Il s’ensuivit une scène douloureuse, pathétique, dont les détails sont venus jusqu’à nous. La duchesse était douce, mais elle avait l’âme fière. Elle ne put supporter une aussi criante injustice. Pourtant, calme et maîtresse d’elle-même, elle réfute d’abord, point par point, les allégations de la Reine ; puis elle se lève, et, d’une voix ferme : « Du moment, lui dit-elle, que la Reine avait sur son compte l’opinion qu’elle venait de lui montrer, il ne convenait plus à ce qu’elle se devait de lui être attachée… » Elle allait donc partir sur l’heure, se retirer à jamais de la Cour ; mais, « prenant ce parti, elle ne devait pas conserver les bienfaits qu’elle avait reçus de la Reine ; dès cet instant, elle les lui remettait tous, y compris la charge de son mari [2], qui ne l’en dédirait sûrement pas. »

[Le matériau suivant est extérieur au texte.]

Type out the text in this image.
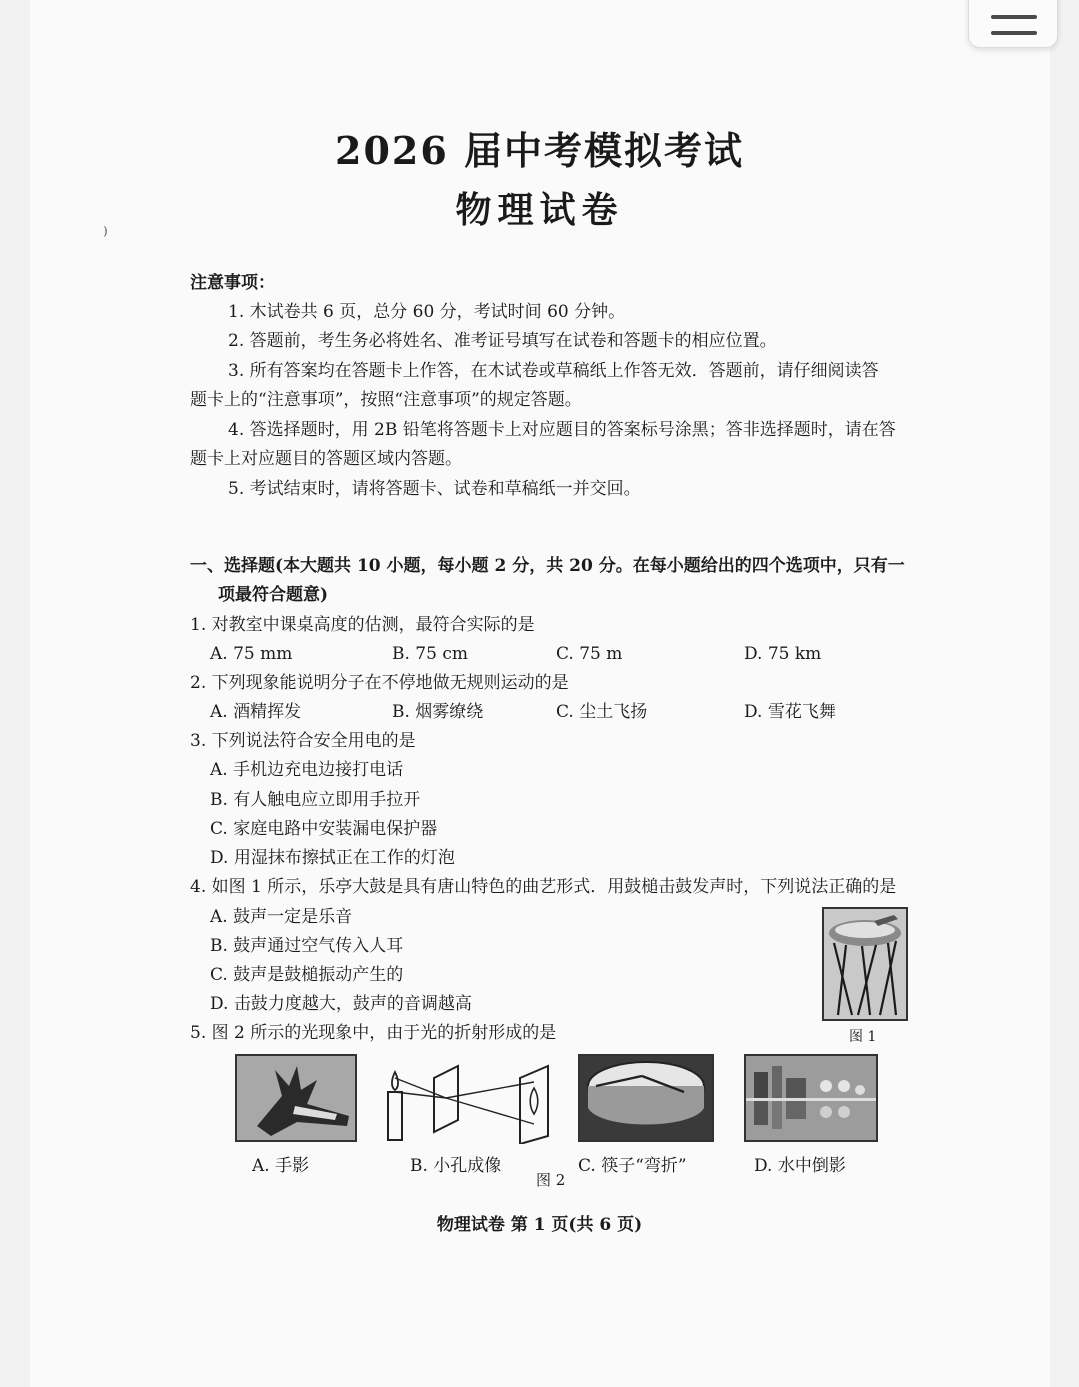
2026 届中考模拟考试
物理试卷
)
注意事项：
1. 木试卷共 6 页，总分 60 分，考试时间 60 分钟。
2. 答题前，考生务必将姓名、准考证号填写在试卷和答题卡的相应位置。
3. 所有答案均在答题卡上作答，在木试卷或草稿纸上作答无效．答题前，请仔细阅读答
题卡上的“注意事项”，按照“注意事项”的规定答题。
4. 答选择题时，用 2B 铅笔将答题卡上对应题目的答案标号涂黑；答非选择题时，请在答
题卡上对应题目的答题区域内答题。
5. 考试结束时，请将答题卡、试卷和草稿纸一并交回。
一、选择题(本大题共 10 小题，每小题 2 分，共 20 分。在每小题给出的四个选项中，只有一
项最符合题意)
1. 对教室中课桌高度的估测，最符合实际的是
A. 75 mm	B. 75 cm	C. 75 m	D. 75 km
2. 下列现象能说明分子在不停地做无规则运动的是
A. 酒精挥发	B. 烟雾缭绕	C. 尘土飞扬	D. 雪花飞舞
3. 下列说法符合安全用电的是
A. 手机边充电边接打电话
B. 有人触电应立即用手拉开
C. 家庭电路中安装漏电保护器
D. 用湿抹布擦拭正在工作的灯泡
4. 如图 1 所示，乐亭大鼓是具有唐山特色的曲艺形式．用鼓槌击鼓发声时，下列说法正确的是
A. 鼓声一定是乐音
B. 鼓声通过空气传入人耳
C. 鼓声是鼓槌振动产生的
D. 击鼓力度越大，鼓声的音调越高
图 1
5. 图 2 所示的光现象中，由于光的折射形成的是
A. 手影	B. 小孔成像	C. 筷子“弯折”	D. 水中倒影
图 2
物理试卷 第 1 页(共 6 页)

Etonnée de ce ton, émue de cette résolution, la Reine se radoucit, cherche à rattraper ses paroles ; la duchesse reste inébranlable, maintient sa décision avec une respectueuse froideur. Les argumens les plus pressans, les rétractations, les regrets, les instances mêmes de Marie-Antoinette, échouent devant une opiniâtreté tranquille, plus émouvante que des colères. Alors la perspective de perdre une amitié qu’elle sent nécessaire à sa vie jette la souveraine dans un vrai désespoir. Abdiquant tout orgueil, elle éclate en sanglots, « tombe aux genoux » de la duchesse, la conjure de lui pardonner, recourt pour l’attendrir aux expressions les plus touchantes. Mme de Polignac ne peut tenir longtemps devant une douleur si sincère ; des larmes inondent son visage ; elle relève Marie-Antoinette et la serre dans ses bras. Une longue explication a lieu entre les deux amies, explication tendre et loyale, qui dissipe enfin tous les nuages. Le

  1. Mémoires de Besenval, passim.
  2. Il avait été fait premier écuyer du Roi.